Almont miró a la mujer con el ceño fruncido. Esas mujeres estarían en su elemento en Port Royal; eran tan rudas como el más aguerrido de los corsarios. Pero ¿esposas? Desde luego no serían esposas. Siguió recorriendo la fila de caras y se paró frente a una que era insólitamente joven.
La muchacha tendría quizá catorce o quince años, los cabellos rubios y la piel muy clara. Tenía unos ojos azules y límpidos que expresaban una rara amabilidad e inocencia. Parecía totalmente fuera de lugar en aquel grupo de mujeres groseras. El gobernador le habló en tono amable.
– ¿Cómo te llamas, niña?
– Anne Sharpe, excelencia. -Su voz era apenas audible, casi un susurro, y mantenía los ojos tímidamente bajos.
– ¿Cuál es tu delito?
– Hurto, excelencia.
Almont miró a John. Este asintió.
– Robo en el alojamiento de un caballero. En Gardiner's Lane, Londres.
– Entiendo -dijo Almont, volviendo a mirar a la muchacha. Pero no fue capaz de ser severo con ella, que mantenía los ojos bajos-. Necesito una sirvienta en mi casa, señorita Sharpe. Servirás en mi residencia.
– Excelencia -interrumpió John, inclinándose hacia Almont-. Si me permitís unas palabras.
Los dos hombres se apartaron un poco de las mujeres.
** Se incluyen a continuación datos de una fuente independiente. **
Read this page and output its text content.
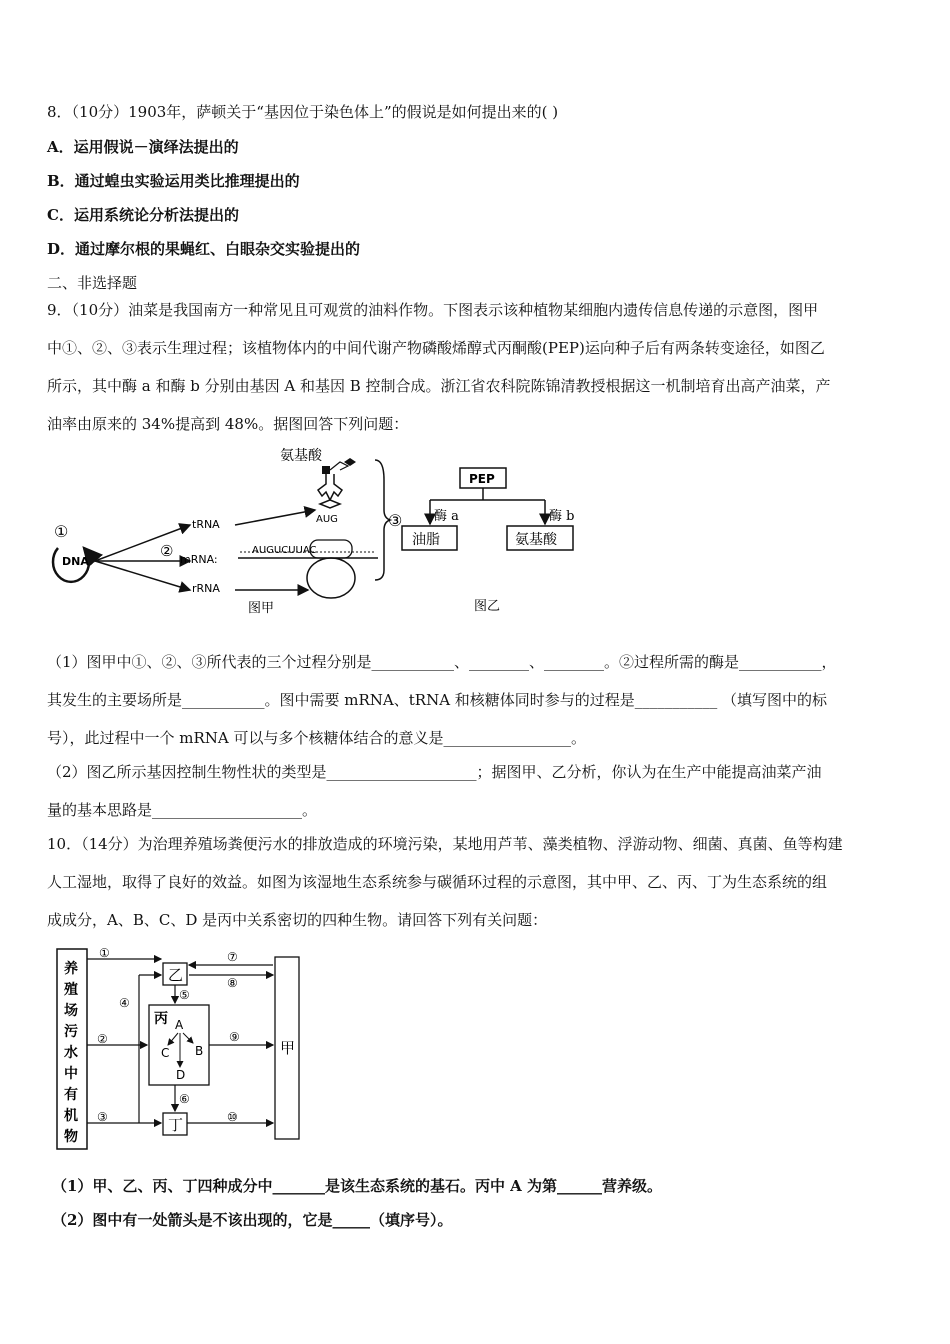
8．（10分）1903年，萨顿关于“基因位于染色体上”的假说是如何提出来的( )
A．运用假说－演绎法提出的
B．通过蝗虫实验运用类比推理提出的
C．运用系统论分析法提出的
D．通过摩尔根的果蝇红、白眼杂交实验提出的
二、非选择题
9．（10分）油菜是我国南方一种常见且可观赏的油料作物。下图表示该种植物某细胞内遗传信息传递的示意图，图甲
中①、②、③表示生理过程；该植物体内的中间代谢产物磷酸烯醇式丙酮酸(PEP)运向种子后有两条转变途径，如图乙
所示，其中酶 a 和酶 b 分别由基因 A 和基因 B 控制合成。浙江省农科院陈锦清教授根据这一机制培育出高产油菜，产
油率由原来的 34%提高到 48%。据图回答下列问题：
①
DNA
②
tRNA
mRNA:
rRNA
氨基酸
AUG
AUGUCUUAC
③
图甲
PEP
酶 a	酶 b
油脂	氨基酸
图乙
（1）图甲中①、②、③所代表的三个过程分别是___________、________、________。②过程所需的酶是___________，
其发生的主要场所是___________。图中需要 mRNA、tRNA 和核糖体同时参与的过程是___________ （填写图中的标
号），此过程中一个 mRNA 可以与多个核糖体结合的意义是_________________。
（2）图乙所示基因控制生物性状的类型是____________________；据图甲、乙分析，你认为在生产中能提高油菜产油
量的基本思路是____________________。
10．（14分）为治理养殖场粪便污水的排放造成的环境污染，某地用芦苇、藻类植物、浮游动物、细菌、真菌、鱼等构建
人工湿地，取得了良好的效益。如图为该湿地生态系统参与碳循环过程的示意图，其中甲、乙、丙、丁为生态系统的组
成成分，A、B、C、D 是丙中关系密切的四种生物。请回答下列有关问题：
养
殖
场
污
水
中
有
机
物
乙
丙 A
C B
D
丁
甲
①
②
③
④
⑤
⑥
⑦
⑧
⑨
⑩
（1）甲、乙、丙、丁四种成分中_______是该生态系统的基石。丙中 A 为第______营养级。
（2）图中有一处箭头是不该出现的，它是_____（填序号）。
El ayudante, que parecía agitado, le indicó la lista.
– Excelencia -susurró-, aquí dice que la acusaron de brujería durante el juicio.
Almont se rió, divertido.
– No lo dudo, no lo dudo.
A menudo se acusaba de brujería a las mujeres hermosas.
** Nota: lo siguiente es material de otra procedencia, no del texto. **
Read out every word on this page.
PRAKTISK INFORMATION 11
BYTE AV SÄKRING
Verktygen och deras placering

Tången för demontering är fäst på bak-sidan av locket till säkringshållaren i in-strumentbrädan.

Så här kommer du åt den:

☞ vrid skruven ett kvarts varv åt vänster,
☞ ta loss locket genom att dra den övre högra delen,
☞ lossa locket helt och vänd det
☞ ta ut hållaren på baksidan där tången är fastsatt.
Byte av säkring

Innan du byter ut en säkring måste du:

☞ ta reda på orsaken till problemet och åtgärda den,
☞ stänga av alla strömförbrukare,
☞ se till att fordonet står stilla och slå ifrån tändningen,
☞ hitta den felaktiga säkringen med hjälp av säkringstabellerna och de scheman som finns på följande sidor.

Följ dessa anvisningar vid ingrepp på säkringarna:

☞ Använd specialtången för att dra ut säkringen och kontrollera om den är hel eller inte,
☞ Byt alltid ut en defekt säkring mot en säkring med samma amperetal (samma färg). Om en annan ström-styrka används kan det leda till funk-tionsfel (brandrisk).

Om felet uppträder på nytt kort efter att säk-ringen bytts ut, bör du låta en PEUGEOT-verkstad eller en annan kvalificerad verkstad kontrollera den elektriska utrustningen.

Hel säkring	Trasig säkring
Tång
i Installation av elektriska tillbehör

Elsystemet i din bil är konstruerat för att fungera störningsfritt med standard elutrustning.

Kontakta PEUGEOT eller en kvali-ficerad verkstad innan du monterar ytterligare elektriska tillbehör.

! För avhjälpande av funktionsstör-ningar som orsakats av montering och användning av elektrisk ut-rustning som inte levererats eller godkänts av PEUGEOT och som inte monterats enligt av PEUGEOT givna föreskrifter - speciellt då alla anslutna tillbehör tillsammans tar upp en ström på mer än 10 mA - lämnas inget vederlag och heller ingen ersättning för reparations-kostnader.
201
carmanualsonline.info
– Excelencia -insistió John, con celo puritano-. Aquí ti ice que lleva en el cuerpo los estigmas del demonio.
Almont miró a la tímida jovencita rubia. No le parecía probable que fuera bruja. Sir James sabía un par de cosas de brujería. Las brujas tenían ojos de colores extraños y estaban rodeadas de corrientes de aire helado. Su carne era fría como la de los reptiles y tenían un seno de más.